Later on Monday, Co Donegal began to feel the brunt of Storm Ophelia. More than 100 homes in Bundoran and Rossgeir were the first areas with reported faults in Donegal as Ophelia moved northwards. Storm-force winds did not develop in the Northwest until just after 5pm.

Gardaí appealed to people to stay away from a number of roads including the Termon to Dunlewey roads because of high winds. The Harry Blaney Bridge at Fanad was due to close until 8am on Tuesday.

A fallen tree temporarily blocked the main Lifford to Letterkenny Road just before 5.30pm, but this was cleared.

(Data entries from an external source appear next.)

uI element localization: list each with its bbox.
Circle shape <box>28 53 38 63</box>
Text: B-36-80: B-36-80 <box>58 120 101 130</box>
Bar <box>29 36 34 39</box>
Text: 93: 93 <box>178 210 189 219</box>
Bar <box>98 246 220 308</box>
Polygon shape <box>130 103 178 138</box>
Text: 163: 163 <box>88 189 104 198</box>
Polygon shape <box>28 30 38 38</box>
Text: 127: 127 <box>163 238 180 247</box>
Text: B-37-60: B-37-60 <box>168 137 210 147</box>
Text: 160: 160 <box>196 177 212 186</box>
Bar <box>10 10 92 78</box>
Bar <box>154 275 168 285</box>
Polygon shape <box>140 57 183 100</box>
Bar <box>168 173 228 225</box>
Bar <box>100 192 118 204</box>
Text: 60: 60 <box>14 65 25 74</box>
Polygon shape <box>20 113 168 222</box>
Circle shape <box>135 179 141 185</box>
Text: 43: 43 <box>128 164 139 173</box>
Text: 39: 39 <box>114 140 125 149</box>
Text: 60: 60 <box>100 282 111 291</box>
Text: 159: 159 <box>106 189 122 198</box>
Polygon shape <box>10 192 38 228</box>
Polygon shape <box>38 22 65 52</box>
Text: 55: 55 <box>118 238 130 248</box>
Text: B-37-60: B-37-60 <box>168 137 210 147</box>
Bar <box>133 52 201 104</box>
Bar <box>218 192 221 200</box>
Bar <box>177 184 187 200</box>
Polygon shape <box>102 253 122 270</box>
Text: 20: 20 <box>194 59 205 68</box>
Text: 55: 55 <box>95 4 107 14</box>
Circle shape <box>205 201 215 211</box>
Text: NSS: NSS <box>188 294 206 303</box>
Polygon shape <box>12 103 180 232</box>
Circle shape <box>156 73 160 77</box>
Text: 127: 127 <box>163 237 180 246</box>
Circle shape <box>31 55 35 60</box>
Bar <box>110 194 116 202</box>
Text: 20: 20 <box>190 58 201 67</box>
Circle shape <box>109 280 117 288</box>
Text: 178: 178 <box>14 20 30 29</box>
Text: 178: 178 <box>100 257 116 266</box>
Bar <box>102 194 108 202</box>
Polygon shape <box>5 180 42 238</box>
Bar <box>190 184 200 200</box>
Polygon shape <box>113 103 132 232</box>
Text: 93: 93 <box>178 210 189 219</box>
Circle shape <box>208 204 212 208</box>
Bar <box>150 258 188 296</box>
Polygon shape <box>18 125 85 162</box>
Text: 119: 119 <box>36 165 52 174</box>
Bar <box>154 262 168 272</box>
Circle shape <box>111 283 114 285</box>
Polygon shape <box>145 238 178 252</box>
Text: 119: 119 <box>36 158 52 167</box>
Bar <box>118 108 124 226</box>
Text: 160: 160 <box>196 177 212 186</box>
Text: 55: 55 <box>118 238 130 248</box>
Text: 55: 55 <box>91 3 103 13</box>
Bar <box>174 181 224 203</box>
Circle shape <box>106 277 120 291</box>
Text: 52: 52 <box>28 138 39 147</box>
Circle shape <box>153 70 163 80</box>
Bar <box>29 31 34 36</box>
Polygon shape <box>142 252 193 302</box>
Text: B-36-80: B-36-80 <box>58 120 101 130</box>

There were many reports of trees felled by the high winds across Co Waterford and the rest of the southeast. The roof of the Lidl supermarket on Davis Road in Clonmel, Co Tipperary was blown off, as was the roof of the Curtains & Blinds shop on Clonmel’s O’Connell Street.

There was damage done to the roof of Clerihan National School, between Clonmel and Cashel, while the roofs were blown off seven buildings on Brown Street in Portlaw, Co Waterford.